Relativamente ai casi nostri, la vicenda del DEF ha un portato di politica, interna e internazionale, che è saggio non sottovalutare. Il governo infatti, nella persona del ministro dell’Economia, ha impugnato la penna e scritto una bella letterina a mamma Commissione Ue per chiedere di poter derogare di un anno il pareggio strutturale di bilancio, che era previsto per il 2015 e invece si propone per il 2016.
Nel 2015, infatti, il deficit strutturale sarà allo 0,1%, e non a zero come aveva assicurato il governo Letta a settembre scorso a fronte di una variazione strutturale in aggiustamento pari allo 0,5% del Pil. Tale deroga dovrà essere approvata dal nostro Parlamento e poi dalle autorità europee.
Tutto questo per un decimo di punto? E che sarà mai?
E invece pesa, perché l’Italia ha un Obiettivo di Medio Termine (OMT) concordato con la Commissione europea che prevedeva, fra le altre cose l’azzeramento del deficit strutturale entro il 2015.
A questo punto le varie tifoserie si saranno scatenate. Solo pochi ficcanaso si sono posti la domanda:ma il deficit strutturale cos’é?
Gli appassionati del genere sanno che il deficit strutturale corrisponde al deficit netto corretto per gli effetti del ciclo economico e delle misure straordinarie. Per dirlo con le parole della Corte dei conti, tratte dall’audizione sul DEF, “l’intento è quello di isolare le variazioni del saldo di bilancio che sono indotte automaticamente dalle oscillazioni del ciclo economico e che, quindi, non possono essere attribuite all’azione discrezionale dei governi”.
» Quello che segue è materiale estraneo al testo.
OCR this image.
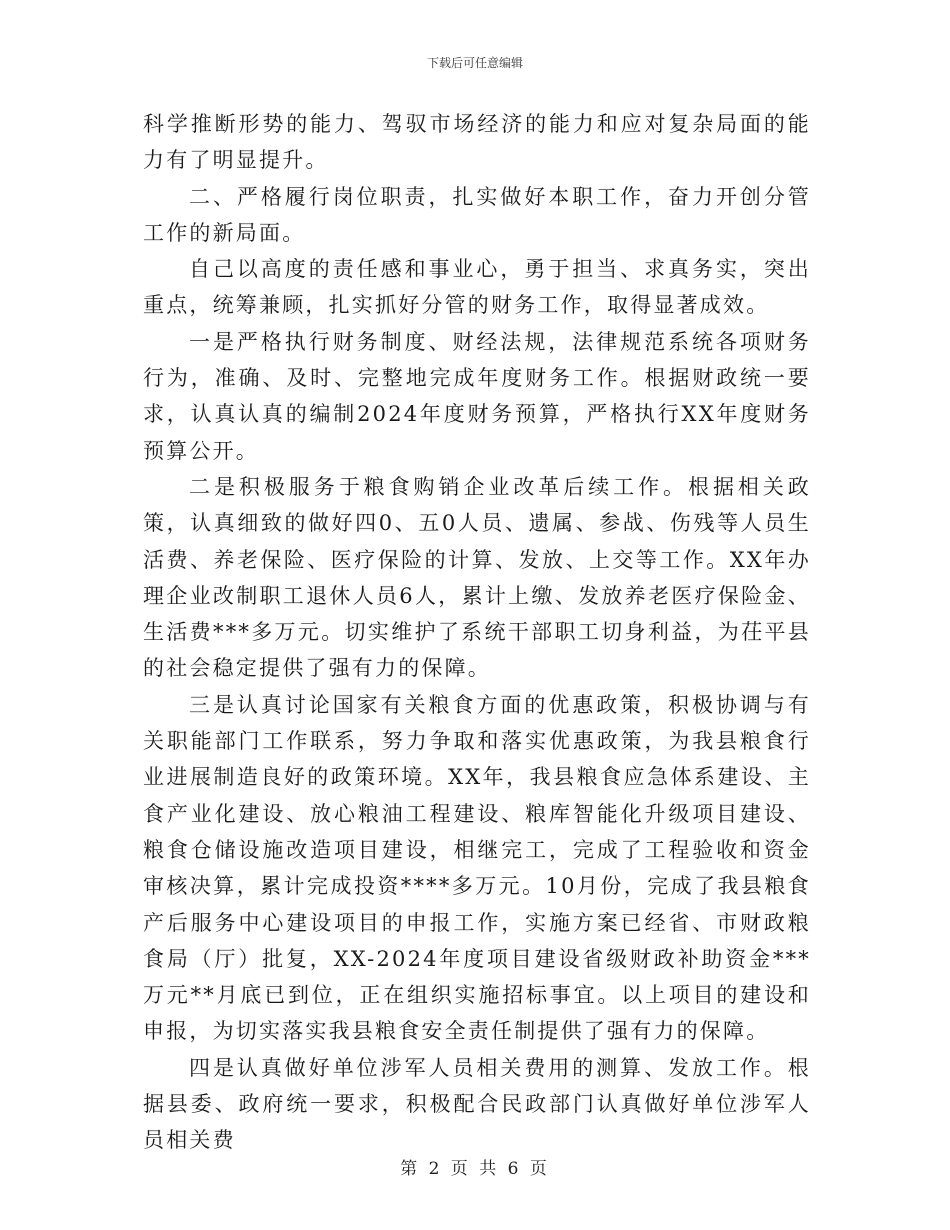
下载后可任意编辑

科学推断形势的能力、驾驭市场经济的能力和应对复杂局面的能力有了明显提升。

二、严格履行岗位职责，扎实做好本职工作，奋力开创分管工作的新局面。

自己以高度的责任感和事业心，勇于担当、求真务实，突出重点，统筹兼顾，扎实抓好分管的财务工作，取得显著成效。

一是严格执行财务制度、财经法规，法律规范系统各项财务行为，准确、及时、完整地完成年度财务工作。根据财政统一要求，认真认真的编制2024年度财务预算，严格执行XX年度财务预算公开。

二是积极服务于粮食购销企业改革后续工作。根据相关政策，认真细致的做好四0、五0人员、遗属、参战、伤残等人员生活费、养老保险、医疗保险的计算、发放、上交等工作。XX年办理企业改制职工退休人员6人，累计上缴、发放养老医疗保险金、生活费***多万元。切实维护了系统干部职工切身利益，为茌平县的社会稳定提供了强有力的保障。

三是认真讨论国家有关粮食方面的优惠政策，积极协调与有关职能部门工作联系，努力争取和落实优惠政策，为我县粮食行业进展制造良好的政策环境。XX年，我县粮食应急体系建设、主食产业化建设、放心粮油工程建设、粮库智能化升级项目建设、粮食仓储设施改造项目建设，相继完工，完成了工程验收和资金审核决算，累计完成投资****多万元。10月份，完成了我县粮食产后服务中心建设项目的申报工作，实施方案已经省、市财政粮食局（厅）批复，XX-2024年度项目建设省级财政补助资金***万元**月底已到位，正在组织实施招标事宜。以上项目的建设和申报，为切实落实我县粮食安全责任制提供了强有力的保障。

四是认真做好单位涉军人员相关费用的测算、发放工作。根据县委、政府统一要求，积极配合民政部门认真做好单位涉军人员相关费

第 2 页 共 6 页
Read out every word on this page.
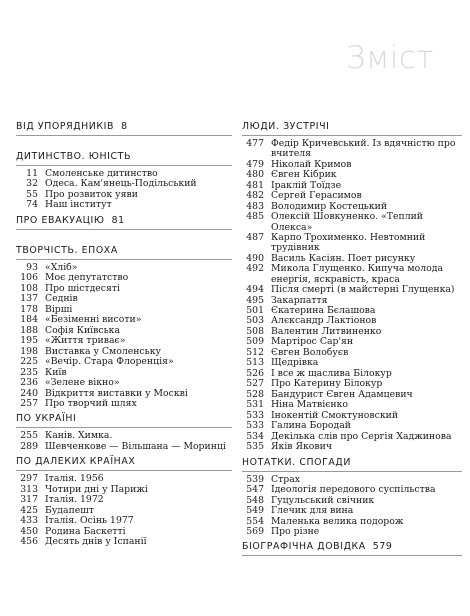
Зміст
ВІД УПОРЯДНИКІВ 8
ДИТИНСТВО. ЮНІСТЬ
11 Смоленське дитинство
32 Одеса. Кам'янець-Подільський
55 Про розвиток уяви
74 Наш інститут
ПРО ЕВАКУАЦІЮ 81
ТВОРЧІСТЬ. ЕПОХА
93 «Хліб»
106 Моє депутатство
108 Про шістдесяті
137 Седнів
178 Вірші
184 «Безіменні висоти»
188 Софія Київська
195 «Життя триває»
198 Виставка у Смоленську
225 «Вечір. Стара Флоренція»
235 Київ
236 «Зелене вікно»
240 Відкриття виставки у Москві
257 Про творчий шлях
ПО УКРАЇНІ
255 Канів. Химка.
289 Шевченкове — Вільшана — Моринці
ПО ДАЛЕКИХ КРАЇНАХ
297 Італія. 1956
313 Чотири дні у Парижі
317 Італія. 1972
425 Будапешт
433 Італія. Осінь 1977
450 Родина Баскетті
456 Десять днів у Іспанії
ЛЮДИ. ЗУСТРІЧІ
477 Федір Кричевський. Із вдячністю про вчителя
479 Ніколай Кримов
480 Євген Кібрик
481 Іраклій Тоїдзе
482 Сергей Герасимов
483 Володимир Костецький
485 Олексій Шовкуненко. «Теплий Олекса»
487 Карпо Трохименко. Невтомний трудівник
490 Василь Касіян. Поет рисунку
492 Микола Глущенко. Кипуча молода енергія, яскравість, краса
494 Після смерті (в майстерні Глущенка)
495 Закарпаття
501 Єкатерина Бєлашова
503 Алєксандр Лактіонов
508 Валентин Литвиненко
509 Мартірос Сар'ян
512 Євген Волобуєв
513 Щедрівка
526 І все ж щаслива Білокур
527 Про Катерину Білокур
528 Бандурист Євген Адамцевич
531 Ніна Матвієнко
533 Інокентій Смоктуновский
533 Галина Бородай
534 Декілька слів про Сергія Хаджинова
535 Яків Якович
НОТАТКИ. СПОГАДИ
539 Страх
547 Ідеологія передового суспільства
548 Гуцульський свічник
549 Глечик для вина
554 Маленька велика подорож
569 Про різне
БІОГРАФІЧНА ДОВІДКА 579
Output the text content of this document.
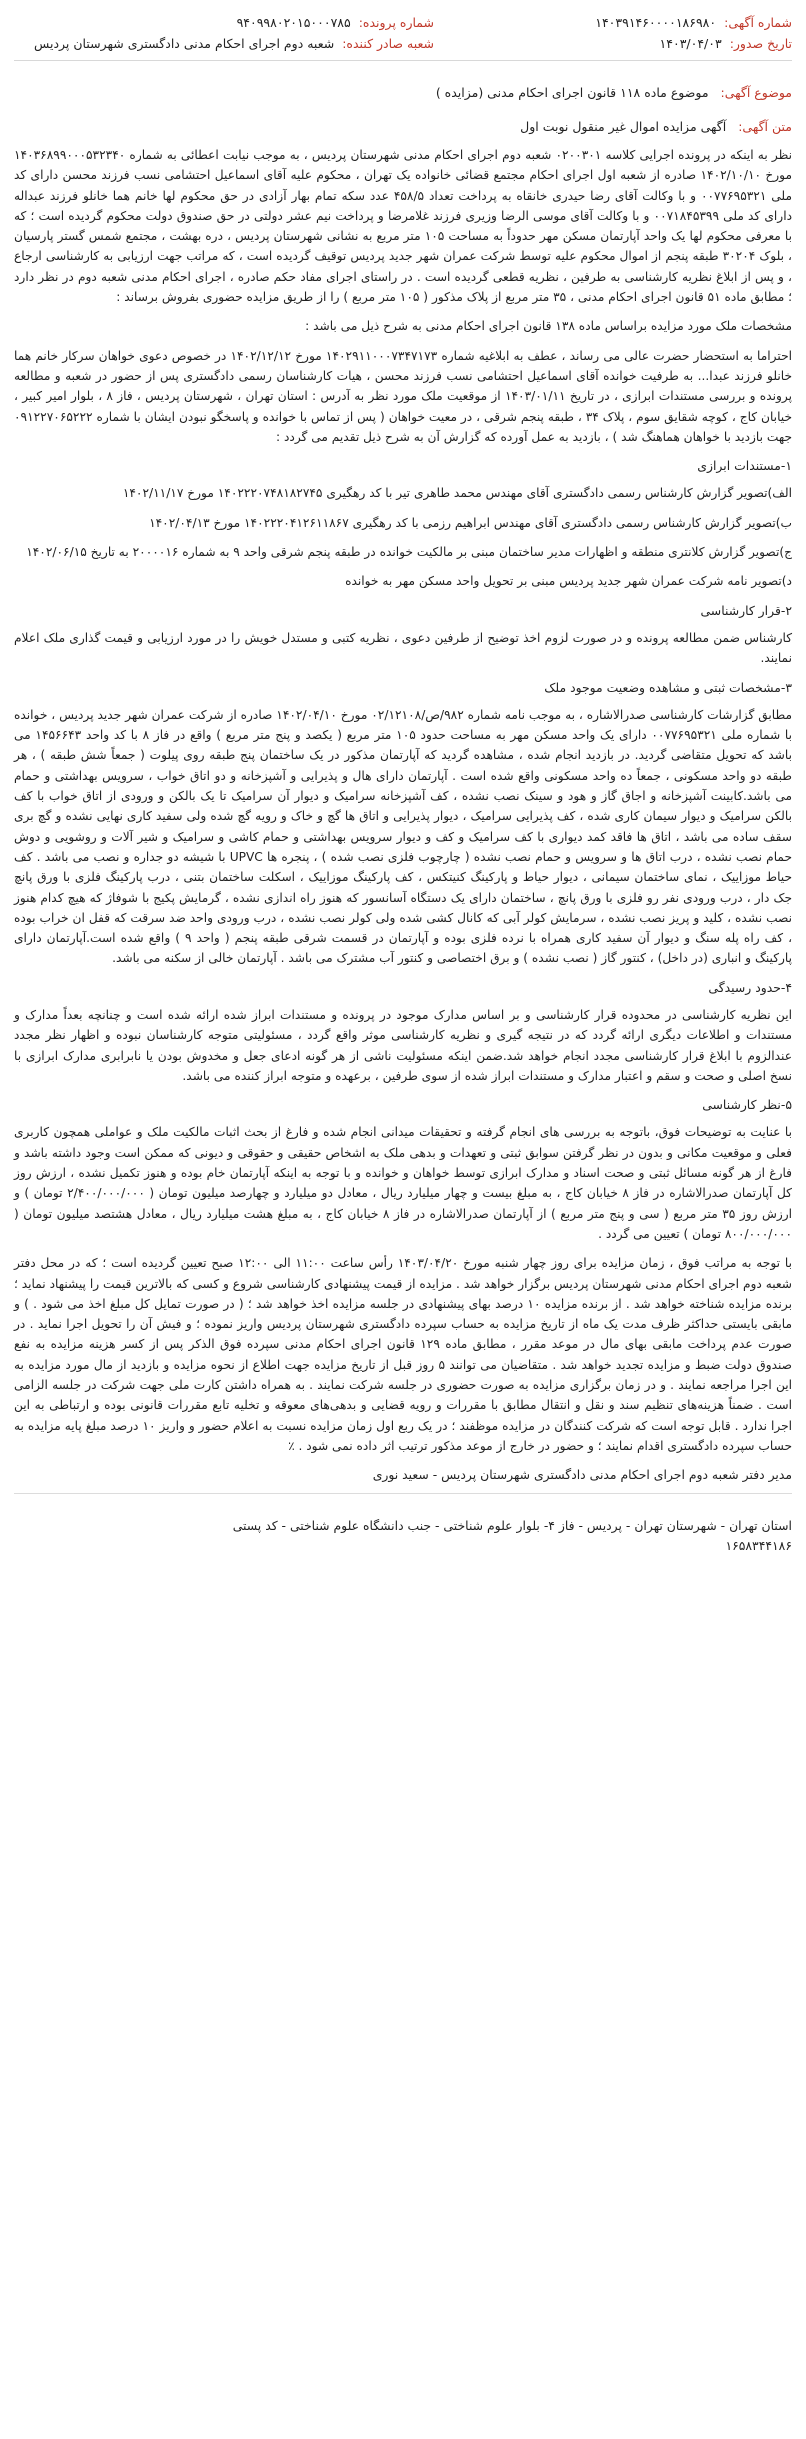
شماره آگهی:
۱۴۰۳۹۱۴۶۰۰۰۰۱۸۶۹۸۰
شماره پرونده:
۹۴۰۹۹۸۰۲۰۱۵۰۰۰۷۸۵
تاریخ صدور:
۱۴۰۳/۰۴/۰۳
شعبه صادر کننده:
شعبه دوم اجرای احکام مدنی دادگستری شهرستان پردیس
موضوع آگهی: موضوع ماده ۱۱۸ قانون اجرای احکام مدنی (مزایده )
متن آگهی: آگهی مزایده اموال غیر منقول نوبت اول

نظر به اینکه در پرونده اجرایی کلاسه ۰۲۰۰۳۰۱ شعبه دوم اجرای احکام مدنی شهرستان پردیس ، به موجب نیابت اعطائی به شماره ۱۴۰۳۶۸۹۹۰۰۰۵۳۲۳۴۰ مورخ ۱۴۰۲/۱۰/۱۰ صادره از شعبه اول اجرای احکام مجتمع قضائی خانواده یک تهران ، محکوم علیه آقای اسماعیل احتشامی نسب فرزند محسن دارای کد ملی ۰۰۷۷۶۹۵۳۲۱ و با وکالت آقای رضا حیدری خانقاه به پرداخت تعداد ۴۵۸/۵ عدد سکه تمام بهار آزادی در حق محکوم لها خانم هما خانلو فرزند عبداله دارای کد ملی ۰۰۷۱۸۴۵۳۹۹ و با وکالت آقای موسی الرضا وزیری فرزند غلامرضا و پرداخت نیم عشر دولتی در حق صندوق دولت محکوم گردیده است ؛ که با معرفی محکوم لها یک واحد آپارتمان مسکن مهر حدوداً به مساحت ۱۰۵ متر مربع به نشانی شهرستان پردیس ، دره بهشت ، مجتمع شمس گستر پارسیان ، بلوک ۳۰۲۰۴ طبقه پنجم از اموال محکوم علیه توسط شرکت عمران شهر جدید پردیس توقیف گردیده است ، که مراتب جهت ارزیابی به کارشناسی ارجاع ، و پس از ابلاغ نظریه کارشناسی به طرفین ، نظریه قطعی گردیده است . در راستای اجرای مفاد حکم صادره ، اجرای احکام مدنی شعبه دوم در نظر دارد ؛ مطابق ماده ۵۱ قانون اجرای احکام مدنی ، ۳۵ متر مربع از پلاک مذکور ( ۱۰۵ متر مربع ) را از طریق مزایده حضوری بفروش برساند :

مشخصات ملک مورد مزایده براساس ماده ۱۳۸ قانون اجرای احکام مدنی به شرح ذیل می باشد :

احتراما به استحضار حضرت عالی می رساند ، عطف به ابلاغیه شماره ۱۴۰۲۹۱۱۰۰۰۷۳۴۷۱۷۳ مورخ ۱۴۰۲/۱۲/۱۲ در خصوص دعوی خواهان سرکار خانم هما خانلو فرزند عبدا... به طرفیت خوانده آقای اسماعیل احتشامی نسب فرزند محسن ، هیات کارشناسان رسمی دادگستری پس از حضور در شعبه و مطالعه پرونده و بررسی مستندات ابرازی ، در تاریخ ۱۴۰۳/۰۱/۱۱ از موقعیت ملک مورد نظر به آدرس : استان تهران ، شهرستان پردیس ، فاز ۸ ، بلوار امیر کبیر ، خیابان کاج ، کوچه شقایق سوم ، پلاک ۳۴ ، طبقه پنجم شرقی ، در معیت خواهان ( پس از تماس با خوانده و پاسخگو نبودن ایشان با شماره ۰۹۱۲۲۷۰۶۵۲۲۲ جهت بازدید با خواهان هماهنگ شد ) ، بازدید به عمل آورده که گزارش آن به شرح ذیل تقدیم می گردد :

۱-مستندات ابرازی

الف)تصویر گزارش کارشناس رسمی دادگستری آقای مهندس محمد طاهری تیر با کد رهگیری ۱۴۰۲۲۲۰۷۴۸۱۸۲۷۴۵ مورخ ۱۴۰۲/۱۱/۱۷

ب)تصویر گزارش کارشناس رسمی دادگستری آقای مهندس ابراهیم رزمی با کد رهگیری ۱۴۰۲۲۲۰۴۱۲۶۱۱۸۶۷ مورخ ۱۴۰۲/۰۴/۱۳

ج)تصویر گزارش کلانتری منطقه و اظهارات مدیر ساختمان مبنی بر مالکیت خوانده در طبقه پنجم شرقی واحد ۹ به شماره ۲۰۰۰۰۱۶ به تاریخ ۱۴۰۲/۰۶/۱۵

د)تصویر نامه شرکت عمران شهر جدید پردیس مبنی بر تحویل واحد مسکن مهر به خوانده

۲-قرار کارشناسی

کارشناس ضمن مطالعه پرونده و در صورت لزوم اخذ توضیح از طرفین دعوی ، نظریه کتبی و مستدل خویش را در مورد ارزیابی و قیمت گذاری ملک اعلام نمایند.

۳-مشخصات ثبتی و مشاهده وضعیت موجود ملک

مطابق گزارشات کارشناسی صدرالاشاره ، به موجب نامه شماره ۹۸۲/ص/۰۲/۱۲۱۰۸ مورخ ۱۴۰۲/۰۴/۱۰ صادره از شرکت عمران شهر جدید پردیس ، خوانده با شماره ملی ۰۰۷۷۶۹۵۳۲۱ دارای یک واحد مسکن مهر به مساحت حدود ۱۰۵ متر مربع ( یکصد و پنج متر مربع ) واقع در فاز ۸ با کد واحد ۱۴۵۶۶۴۳ می باشد که تحویل متقاضی گردید. در بازدید انجام شده ، مشاهده گردید که آپارتمان مذکور در یک ساختمان پنج طبقه روی پیلوت ( جمعاً شش طبقه ) ، هر طبقه دو واحد مسکونی ، جمعاً ده واحد مسکونی واقع شده است . آپارتمان دارای هال و پذیرایی و آشپزخانه و دو اتاق خواب ، سرویس بهداشتی و حمام می باشد.کابینت آشپزخانه و اجاق گاز و هود و سینک نصب نشده ، کف آشپزخانه سرامیک و دیوار آن سرامیک تا یک بالکن و ورودی از اتاق خواب با کف بالکن سرامیک و دیوار سیمان کاری شده ، کف پذیرایی سرامیک ، دیوار پذیرایی و اتاق ها گچ و خاک و رویه گچ شده ولی سفید کاری نهایی نشده و گچ بری سقف ساده می باشد ، اتاق ها فاقد کمد دیواری با کف سرامیک و کف و دیوار سرویس بهداشتی و حمام کاشی و سرامیک و شیر آلات و روشویی و دوش حمام نصب نشده ، درب اتاق ها و سرویس و حمام نصب نشده ( چارچوب فلزی نصب شده ) ، پنجره ها UPVC با شیشه دو جداره و نصب می باشد . کف حیاط موزاییک ، نمای ساختمان سیمانی ، دیوار حیاط و پارکینگ کنیتکس ، کف پارکینگ موزاییک ، اسکلت ساختمان بتنی ، درب پارکینگ فلزی با ورق پانچ جک دار ، درب ورودی نفر رو فلزی با ورق پانچ ، ساختمان دارای یک دستگاه آسانسور که هنوز راه اندازی نشده ، گرمایش پکیج با شوفاژ که هیچ کدام هنوز نصب نشده ، کلید و پریز نصب نشده ، سرمایش کولر آبی که کانال کشی شده ولی کولر نصب نشده ، درب ورودی واحد ضد سرقت که قفل ان خراب بوده ، کف راه پله سنگ و دیوار آن سفید کاری همراه با نرده فلزی بوده و آپارتمان در قسمت شرقی طبقه پنجم ( واحد ۹ ) واقع شده است.آپارتمان دارای پارکینگ و انباری (در داخل) ، کنتور گاز ( نصب نشده ) و برق اختصاصی و کنتور آب مشترک می باشد . آپارتمان خالی از سکنه می باشد.

۴-حدود رسیدگی

این نظریه کارشناسی در محدوده قرار کارشناسی و بر اساس مدارک موجود در پرونده و مستندات ابراز شده ارائه شده است و چنانچه بعداً مدارک و مستندات و اطلاعات دیگری ارائه گردد که در نتیجه گیری و نظریه کارشناسی موثر واقع گردد ، مسئولیتی متوجه کارشناسان نبوده و اظهار نظر مجدد عندالزوم با ابلاغ قرار کارشناسی مجدد انجام خواهد شد.ضمن اینکه مسئولیت ناشی از هر گونه ادعای جعل و مخدوش بودن یا نابرابری مدارک ابرازی با نسخ اصلی و صحت و سقم و اعتبار مدارک و مستندات ابراز شده از سوی طرفین ، برعهده و متوجه ابراز کننده می باشد.

۵-نظر کارشناسی

با عنایت به توضیحات فوق، باتوجه به بررسی های انجام گرفته و تحقیقات میدانی انجام شده و فارغ از بحث اثبات مالکیت ملک و عواملی همچون کاربری فعلی و موقعیت مکانی و بدون در نظر گرفتن سوابق ثبتی و تعهدات و بدهی ملک به اشخاص حقیقی و حقوقی و دیونی که ممکن است وجود داشته باشد و فارغ از هر گونه مسائل ثبتی و صحت اسناد و مدارک ابرازی توسط خواهان و خوانده و با توجه به اینکه آپارتمان خام بوده و هنوز تکمیل نشده ، ارزش روز کل آپارتمان صدرالاشاره در فاز ۸ خیابان کاج ، به مبلغ بیست و چهار میلیارد ریال ، معادل دو میلیارد و چهارصد میلیون تومان ( ۲/۴۰۰/۰۰۰/۰۰۰ تومان ) و ارزش روز ۳۵ متر مربع ( سی و پنج متر مربع ) از آپارتمان صدرالاشاره در فاز ۸ خیابان کاج ، به مبلغ هشت میلیارد ریال ، معادل هشتصد میلیون تومان ( ۸۰۰/۰۰۰/۰۰۰ تومان ) تعیین می گردد .

با توجه به مراتب فوق ، زمان مزایده برای روز چهار شنبه مورخ ۱۴۰۳/۰۴/۲۰ رأس ساعت ۱۱:۰۰ الی ۱۲:۰۰ صبح تعیین گردیده است ؛ که در محل دفتر شعبه دوم اجرای احکام مدنی شهرستان پردیس برگزار خواهد شد . مزایده از قیمت پیشنهادی کارشناسی شروع و کسی که بالاترین قیمت را پیشنهاد نماید ؛ برنده مزایده شناخته خواهد شد . از برنده مزایده ۱۰ درصد بهای پیشنهادی در جلسه مزایده اخذ خواهد شد ؛ ( در صورت تمایل کل مبلغ اخذ می شود . ) و مابقی بایستی حداکثر ظرف مدت یک ماه از تاریخ مزایده به حساب سپرده دادگستری شهرستان پردیس واریز نموده ؛ و فیش آن را تحویل اجرا نماید . در صورت عدم پرداخت مابقی بهای مال در موعد مقرر ، مطابق ماده ۱۲۹ قانون اجرای احکام مدنی سپرده فوق الذکر پس از کسر هزینه مزایده به نفع صندوق دولت ضبط و مزایده تجدید خواهد شد . متقاضیان می توانند ۵ روز قبل از تاریخ مزایده جهت اطلاع از نحوه مزایده و بازدید از مال مورد مزایده به این اجرا مراجعه نمایند . و در زمان برگزاری مزایده به صورت حضوری در جلسه شرکت نمایند . به همراه داشتن کارت ملی جهت شرکت در جلسه الزامی است . ضمناً هزینه‌های تنظیم سند و نقل و انتقال مطابق با مقررات و رویه قضایی و بدهی‌های معوقه و تخلیه تابع مقررات قانونی بوده و ارتباطی به این اجرا ندارد . قابل توجه است که شرکت کنندگان در مزایده موظفند ؛ در یک ربع اول زمان مزایده نسبت به اعلام حضور و واریز ۱۰ درصد مبلغ پایه مزایده به حساب سپرده دادگستری اقدام نمایند ؛ و حضور در خارج از موعد مذکور ترتیب اثر داده نمی شود . ٪

مدیر دفتر شعبه دوم اجرای احکام مدنی دادگستری شهرستان پردیس - سعید نوری
استان تهران - شهرستان تهران - پردیس - فاز ۴- بلوار علوم شناختی - جنب دانشگاه علوم شناختی - کد پستی
۱۶۵۸۳۴۴۱۸۶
In sostanza, il deficit strutturale è un indice della scelleratezza fiscale governativa. E ciò spiega bene perché a Bruxelles ci tengano in tal modo. Tanto più è alto, tanto più il governo non fa il suo dovere: questo è il senso.
Definito l’oggetto, rimane ancora senza risposta la vera domanda: come si calcola una roba del genere?
Deve esser chiaro che rispondere a questa domanda significa credere che sia possibile una risposta sensata. Che nel gergo economico significa una risposta oggettiva e misurabile oggettivamente.
Purtroppo così non è: il calcolo del deficit strutturale è l’ennesimo esercizio di retorica tramite il quale una decisione politica viene camuffata da dato economico che, di conseguenza, genera un’azione politica conseguente.
Penserete che sto esagerando. Ma non dovete ascoltare me, che non so niente. Ascoltate la Corte dei Conti: “La logica sottostante l’adozione di obiettivi di indebitamento strutturale, tesa a sanzionare l’eventuale utilizzo di misure pro-cicliche, si scontra però con un problema di fondo: la non osservabilità dell’indebitamento strutturale”.
Detto in altre parole, non essendo osservabile non dovrebbe esistere.
Perciò si inventa.
“All’inconveniente (la non osservabilità, ndr) si sopperisce mediante l’utilizzo di particolari tecniche statistiche finalizzate a distinguere, all’interno della serie storica del saldo di bilancio, la componente ciclica da quella strutturale”, spiega la Corte, sottolineando però che “queste tecniche possono tuttavia condurre a risultati non univoci e anche fortemente divergenti fra loro a causa dell’ampio ventaglio di ipotesi preliminari che può essere assunto”.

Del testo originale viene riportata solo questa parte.